NJFOG Study Finds Local Authorities Disregarding Online Transparency Law

For immediate release
March 31, 2016


Only 11 percent of New Jersey’s independent local authorities are in full compliance with an online transparency law that took effect on February 1, 2013, according to a study released by the New Jersey Foundation for Open Government (NJFOG).

In 2011, the Office of the State Comptroller released findings that showed only three percent of 587 local government agencies posted financial data online, and more than a third had no online presence. Following release of the report, the New Jersey Legislature passed an online transparency law, which set forth 11 requirements that local government agencies must meet. These requirements include having an online presence and posting basic information such as minutes, resolutions, budgets and meeting notices.

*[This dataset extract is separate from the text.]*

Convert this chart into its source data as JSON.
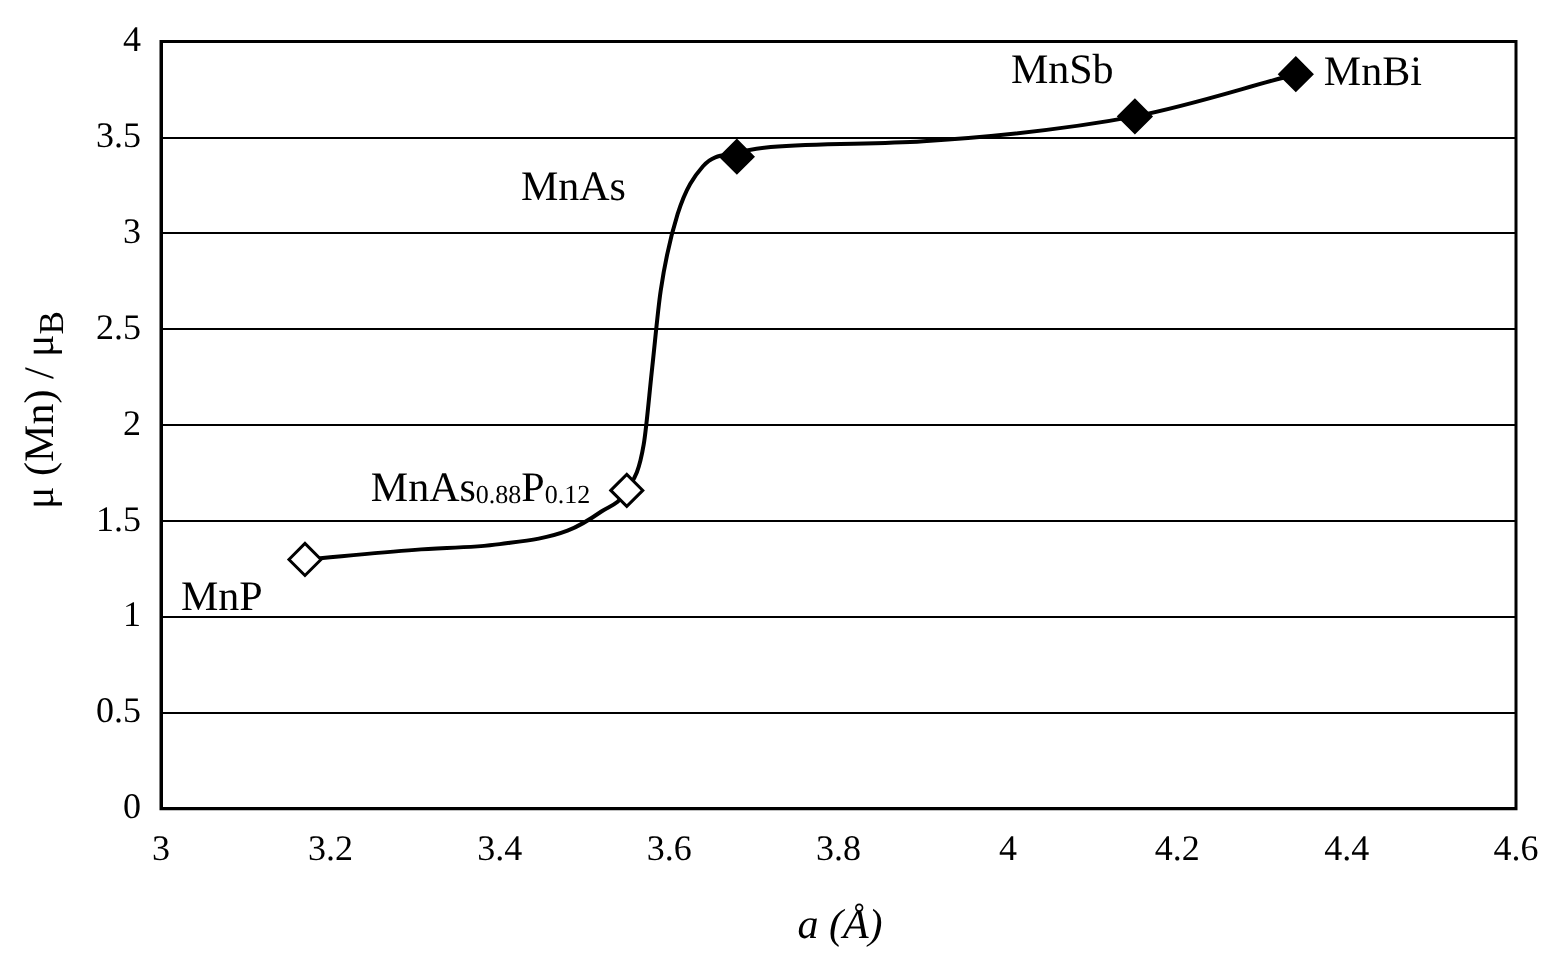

In what is the first study of online compliance since the Comptroller’s report was published, NJFOG examined 436 local agencies. The report provides a snap shot of compliance at one particular point in time (July 2015) and recognizes that agencies can make changes to existing websites or build new ones.

The study found that, although 95 percent of the local government entities maintain an online presence, only 11 percent, or 48, are fully complaint with all 11 requirements.

One legal requirement is that local agencies post meeting notices online. NJFOG’s study found that only 281, or 64 percent, of the 436 agencies studied are in compliance with this requirement. The law also requires that agencies post their meeting minutes and adopted resolutions for the current calendar year. Only 153, or 35 percent, post this information online.

“There is currently no mechanism in the online transparency law that would allow citizens to bring enforcement actions to improve compliance,” said NJFOG president Walter Luers, who hopes that NJFOG’s study will encourage an amendment to the Act that contains such a provision.

“New Jersey’s independent agencies collectively control hundreds of millions in public funding. They have an obligation to be as transparent as possible in how they are managing those tax dollars,” Luers said. Yet the study found that only 55 percent of local agencies post their three most recent budgets online, as required by the law.




The New Jersey Foundation for Open Government (NJFOG) is the only non-profit organization in the state dedicated solely to improving public access to governmental records and meetings. We work to educate the public about the Open Public Records Act and Open Public Meetings Act as well as increase governmental compliance, transparency, and accountability.